Ob sich solche Szenarien bewahrheiten, und wenn, mit welchen konkreten Auswirkungen, ist eher eine mittelfristige Entwicklung. Kurzfristig hat die in großem Umfang erzwungene Umstellung Fragen verschärft, die ohnehin grundsätzlich in der Entwicklung der digitalen Gesellschaft auf der Agenda standen.“ Will ich eigentlich arbeiten, wieviel Zeit will ich mit meiner Familie verbringen?“, sind nur einige davon. Die Journalistin und Erfolgsautorin Greta Taubert ist überzeugt, dass die Erfahrungen der letzten Monate „noch viel eindrücklicher wirken“, als es jetzt vergleichsweise kurzfristig zu sehen ist.

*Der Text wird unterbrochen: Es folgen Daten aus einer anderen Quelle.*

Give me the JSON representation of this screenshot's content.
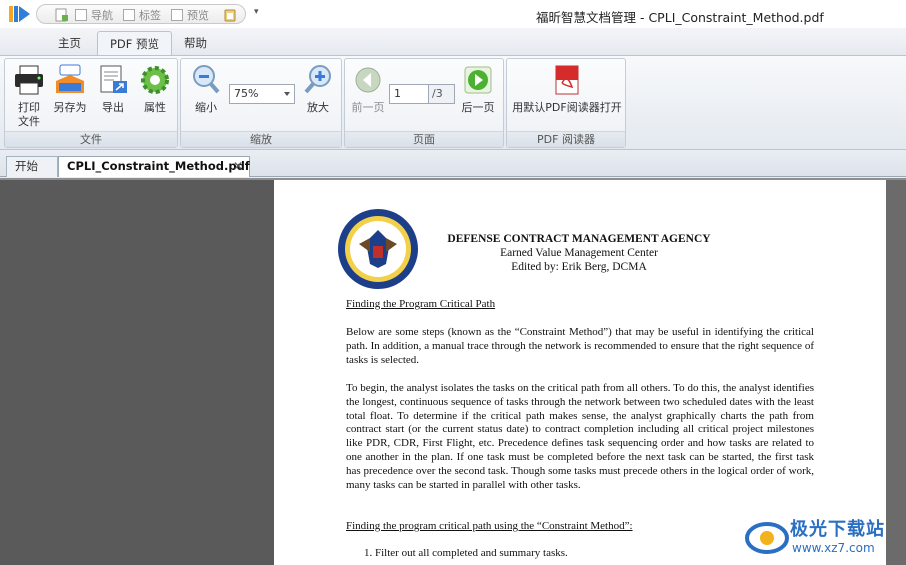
{
  "window": {
    "title": "福昕智慧文档管理 - CPLI_Constraint_Method.pdf"
  },
  "quick_access": {
    "nav_label": "导航",
    "bookmark_label": "标签",
    "preview_label": "预览"
  },
  "ribbon_tabs": [
    {
      "label": "主页"
    },
    {
      "label": "PDF 预览"
    },
    {
      "label": "帮助"
    }
  ],
  "ribbon": {
    "file_group": {
      "label": "文件",
      "print_line1": "打印",
      "print_line2": "文件",
      "saveas": "另存为",
      "export": "导出",
      "properties": "属性"
    },
    "zoom_group": {
      "label": "缩放",
      "zoom_out": "缩小",
      "zoom_in": "放大",
      "zoom_value": "75%"
    },
    "page_group": {
      "label": "页面",
      "prev": "前一页",
      "next": "后一页",
      "current": "1",
      "total": "/3"
    },
    "reader_group": {
      "label": "PDF 阅读器",
      "open_default": "用默认PDF阅读器打开"
    }
  },
  "doc_tabs": {
    "start": "开始",
    "document": "CPLI_Constraint_Method.pdf",
    "close": "✕"
  },
  "document": {
    "agency": "DEFENSE CONTRACT MANAGEMENT AGENCY",
    "center": "Earned Value Management Center",
    "editor": "Edited by: Erik Berg, DCMA",
    "heading1": "Finding the Program Critical Path",
    "para1": "Below are some steps (known as the “Constraint Method”) that may be useful in identifying the critical path. In addition, a manual trace through the network is recommended to ensure that the right sequence of tasks is selected.",
    "para2": "To begin, the analyst isolates the tasks on the critical path from all others. To do this, the analyst identifies the longest, continuous sequence of tasks through the network between two scheduled dates with the least total float. To determine if the critical path makes sense, the analyst graphically charts the path from contract start (or the current status date) to contract completion including all critical project milestones like PDR, CDR, First Flight, etc. Precedence defines task sequencing order and how tasks are related to one another in the plan. If one task must be completed before the next task can be started, the first task has precedence over the second task. Though some tasks must precede others in the logical order of work, many tasks can be started in parallel with other tasks.",
    "heading2": "Finding the program critical path using the “Constraint Method”:",
    "list_item1": "1.   Filter out all completed and summary tasks."
  },
  "watermark": {
    "text": "极光下载站",
    "url": "www.xz7.com"
  }
}
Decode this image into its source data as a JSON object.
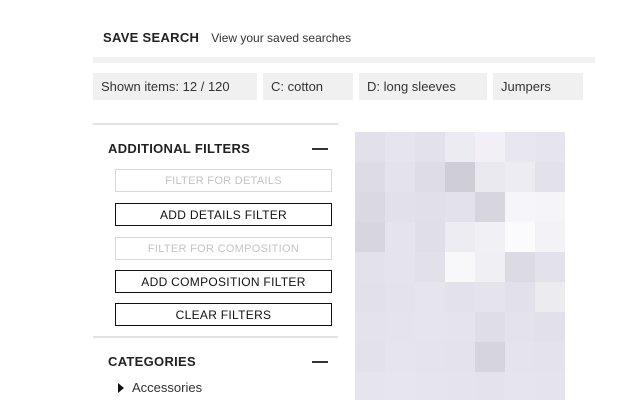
{
  "header": {
    "save_search_label": "SAVE SEARCH",
    "view_saved_label": "View your saved searches"
  },
  "chips": {
    "shown_items": "Shown items: 12 / 120",
    "composition": "C: cotton",
    "details": "D: long sleeves",
    "category": "Jumpers"
  },
  "filters": {
    "title": "ADDITIONAL FILTERS",
    "details_placeholder": "FILTER FOR DETAILS",
    "add_details_label": "ADD DETAILS FILTER",
    "composition_placeholder": "FILTER FOR COMPOSITION",
    "add_composition_label": "ADD COMPOSITION FILTER",
    "clear_label": "CLEAR FILTERS"
  },
  "categories": {
    "title": "CATEGORIES",
    "items": [
      {
        "label": "Accessories"
      }
    ]
  },
  "product_image": {
    "icons": [
      "caret-right-icon",
      "minus-icon"
    ],
    "pixel_colors": [
      [
        "#e2e0e8",
        "#e6e4ec",
        "#e3e1e9",
        "#edebf2",
        "#f2f0f6",
        "#e8e6ee",
        "#e6e4ec"
      ],
      [
        "#dddbe3",
        "#e4e2ea",
        "#dedce4",
        "#cfcdd5",
        "#ebe9f0",
        "#eeecf3",
        "#e3e1e9"
      ],
      [
        "#dad8e0",
        "#e2e0e8",
        "#e1dfe7",
        "#e3e1e9",
        "#d7d5dd",
        "#f6f5f9",
        "#f5f4f8"
      ],
      [
        "#d7d5dd",
        "#e5e3eb",
        "#e0dee6",
        "#eeecf3",
        "#f1f0f5",
        "#fbfbfd",
        "#f3f2f6"
      ],
      [
        "#e3e1e9",
        "#e5e3eb",
        "#e2e0e8",
        "#f8f7fa",
        "#f0eff4",
        "#dcdae2",
        "#e3e1e9"
      ],
      [
        "#e2e0e8",
        "#e4e2ea",
        "#e6e4ec",
        "#e3e1e9",
        "#e5e3eb",
        "#e2e0e8",
        "#ecebf0"
      ],
      [
        "#e4e2ea",
        "#e5e3eb",
        "#e6e4ec",
        "#e5e3eb",
        "#dfdde5",
        "#e4e2ea",
        "#e2e0e8"
      ],
      [
        "#e3e1e9",
        "#e6e4ec",
        "#e5e3eb",
        "#e4e2ea",
        "#d6d4dc",
        "#e5e3eb",
        "#e4e2ea"
      ],
      [
        "#e6e4ec",
        "#e7e5ed",
        "#e6e4ec",
        "#e5e3eb",
        "#e4e2ea",
        "#e6e4ec",
        "#e5e3eb"
      ]
    ]
  }
}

Es gibt allerdings auch weniger skeptisch-pessimistische Stimmen. Der Arbeitssoziologe Klaus Dörre hat vor allem Führungskräfte und Angestellte befragt und kommt danach zu dem Schluss, dass sich in der Arbeitswelt aufgrund der Erfahrungen neue Mischformen entwickeln werden. Damit bestätigt die Untersuchung das, was sich als Trend abzeichnet. Er verbindet mit den Erkenntnissen seiner Studie aber auch die Perspektive, dass die Zeitersparnis durch Homeoffice positive Rückwirkungen auf gesellschaftliches Engagement haben könnte, vor allem dann, „wenn wir konzentrierter und durchschnittlich weniger arbeiten würden“.